During the development and construction phases, Actis sought to contribute towards the growth and quality of the construction industry by partnering with Arc Skills to offer internationally accredited training to young people selected from different community based organizations in the informal settlements around Garden City. The training was practical and continues to take place on live construction sites at the Garden City Residences and Business Park developments. 

Kenya’s construction industry output has risen on average 13% year on year since 2014. There is an estimated gap of over 500,000 mid-level technicians, hampering the country’s economic growth prospects. 

Actis and the Garden City team are helping to bridge this skills-gap by partnering with Arc Skills to offer international, accredited construction training to previously unemployed individuals.

300 trainees enrolled for the programme at Garden City Residences and a further 150 have enrolled for the programme at the Business Park. The training focuses on construction-related trade – formwork, carpentry, masonry, plastering and plumbing – and with 35% female enrolment – the programmes are providing significant opportunities for women in the construction industry. 

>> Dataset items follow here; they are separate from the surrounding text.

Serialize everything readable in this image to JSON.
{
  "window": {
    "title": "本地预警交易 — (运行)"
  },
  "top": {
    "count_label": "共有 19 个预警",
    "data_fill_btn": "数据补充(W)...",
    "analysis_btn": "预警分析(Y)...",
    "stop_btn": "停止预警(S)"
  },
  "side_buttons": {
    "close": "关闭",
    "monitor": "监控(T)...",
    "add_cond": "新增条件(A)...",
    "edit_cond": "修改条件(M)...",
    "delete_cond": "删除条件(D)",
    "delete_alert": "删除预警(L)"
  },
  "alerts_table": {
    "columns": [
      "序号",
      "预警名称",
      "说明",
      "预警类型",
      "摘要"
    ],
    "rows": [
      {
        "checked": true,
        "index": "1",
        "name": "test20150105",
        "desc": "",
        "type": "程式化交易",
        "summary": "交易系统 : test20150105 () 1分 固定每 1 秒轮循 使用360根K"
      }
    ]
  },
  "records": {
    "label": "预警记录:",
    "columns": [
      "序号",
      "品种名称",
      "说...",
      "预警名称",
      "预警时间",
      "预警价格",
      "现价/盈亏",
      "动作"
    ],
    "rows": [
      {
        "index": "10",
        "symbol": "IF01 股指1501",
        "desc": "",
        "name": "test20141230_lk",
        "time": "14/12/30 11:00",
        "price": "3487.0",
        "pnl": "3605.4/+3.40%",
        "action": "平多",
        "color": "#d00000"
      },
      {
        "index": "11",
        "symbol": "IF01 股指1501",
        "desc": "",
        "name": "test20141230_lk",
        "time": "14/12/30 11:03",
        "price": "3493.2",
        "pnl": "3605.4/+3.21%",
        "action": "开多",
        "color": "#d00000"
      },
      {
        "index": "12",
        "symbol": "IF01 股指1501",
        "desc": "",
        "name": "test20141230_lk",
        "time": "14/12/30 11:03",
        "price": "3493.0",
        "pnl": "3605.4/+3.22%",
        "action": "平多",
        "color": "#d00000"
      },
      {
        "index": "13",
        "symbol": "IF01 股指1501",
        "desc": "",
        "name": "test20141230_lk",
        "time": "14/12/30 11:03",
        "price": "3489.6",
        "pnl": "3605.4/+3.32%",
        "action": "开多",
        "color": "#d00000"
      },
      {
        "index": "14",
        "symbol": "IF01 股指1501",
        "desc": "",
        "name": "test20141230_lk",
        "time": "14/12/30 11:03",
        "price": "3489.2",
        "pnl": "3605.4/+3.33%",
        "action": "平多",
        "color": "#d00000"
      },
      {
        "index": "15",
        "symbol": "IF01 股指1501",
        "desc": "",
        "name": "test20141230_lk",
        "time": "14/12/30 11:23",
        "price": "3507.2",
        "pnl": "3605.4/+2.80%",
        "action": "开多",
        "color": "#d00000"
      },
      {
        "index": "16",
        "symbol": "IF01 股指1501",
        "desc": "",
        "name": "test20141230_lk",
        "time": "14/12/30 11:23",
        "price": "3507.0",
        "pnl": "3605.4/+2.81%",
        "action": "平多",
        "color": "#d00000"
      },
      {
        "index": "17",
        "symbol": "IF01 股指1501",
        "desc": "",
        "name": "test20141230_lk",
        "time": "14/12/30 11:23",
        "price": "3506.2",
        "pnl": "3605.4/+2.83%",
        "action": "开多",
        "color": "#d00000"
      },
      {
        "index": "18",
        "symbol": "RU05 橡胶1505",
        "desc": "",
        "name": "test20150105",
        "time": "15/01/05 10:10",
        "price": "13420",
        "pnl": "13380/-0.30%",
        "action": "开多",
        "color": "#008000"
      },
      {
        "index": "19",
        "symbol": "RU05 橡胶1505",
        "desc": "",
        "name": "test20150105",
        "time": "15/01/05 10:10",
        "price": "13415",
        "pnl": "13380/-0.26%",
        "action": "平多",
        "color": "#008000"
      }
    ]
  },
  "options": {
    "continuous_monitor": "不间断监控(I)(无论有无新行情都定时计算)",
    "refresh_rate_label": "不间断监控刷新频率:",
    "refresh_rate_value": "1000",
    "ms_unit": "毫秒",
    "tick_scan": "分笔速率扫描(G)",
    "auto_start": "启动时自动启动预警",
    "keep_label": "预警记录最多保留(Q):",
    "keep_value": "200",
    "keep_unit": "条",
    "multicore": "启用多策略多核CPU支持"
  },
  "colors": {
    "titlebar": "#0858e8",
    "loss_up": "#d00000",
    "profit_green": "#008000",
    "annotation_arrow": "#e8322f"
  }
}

With a pass rate to date of 93%, and 71% moving straight into employed work, the Garden City vocation skills training programme is making a meaningful difference to the lives of underprivileged young people living in the vicinity of the development. The programme not only provides a route to paid work for young men and women, as a construction worker with an internationally recognised qualification, the earning potential of the graduates is boosted. 

Importantly, the training programme has also delivered material benefits to the contractors and the development. Since the initial pilot phase, all subsequent phases have been funded from the development budget. The high quality of work and strict adherence to safety protocols demonstrated by the graduates, has meant that, in the words of our Project Manager “the programme pays for itself, many times over”.

Meeting Housing Needs

SDG 11: Make cities inclusive, safe, resilient and sustainable.

Target 11.1: By 2030, ensure access for all to adequate, safe and affordable housing.

Globally, the investment required to reduce the housing affordability gap has been estimated to be as high as US$650 billion per year, or 1% of global GDP. In rapidly urbanising economies, such as Kenya, there is an immense shortage of quality housing units that are affordable for middle-income households. Housing is a key area where investors can have a social and developmental impact in our markets. Housing is fundamental to achieving SDG 11, aimed at creating sustainable cities and communities, which targets adequate, safe and affordable housing for all by 2030.

With this in mind, the next phase in the Garden City development plan was launched in 2019. In partnership with Shapoorji Pallonji Real Estate (SPRE), Actis is seeking to address to address the shortage of middle-income housing that families can afford in Nairobi. At present, 600 affordable residential units are being developed at the Garden City site, built in three phases. 

Garden City has been designed to offer users a genuine ‘live-work-play’ lifestyle destination for a broad demographic across Nairobi, with the principles of inclusive and sustainable development embedded across the development. Whether that’s access to public open space, retail, dining and residential establishments catering to a broad demographic, or a business park providing office space as well as critical training opportunities to a gender-balanced group of young people, Garden City offers ‘the perfect example’ of inclusive, safe, resilient and sustainable urbanisation.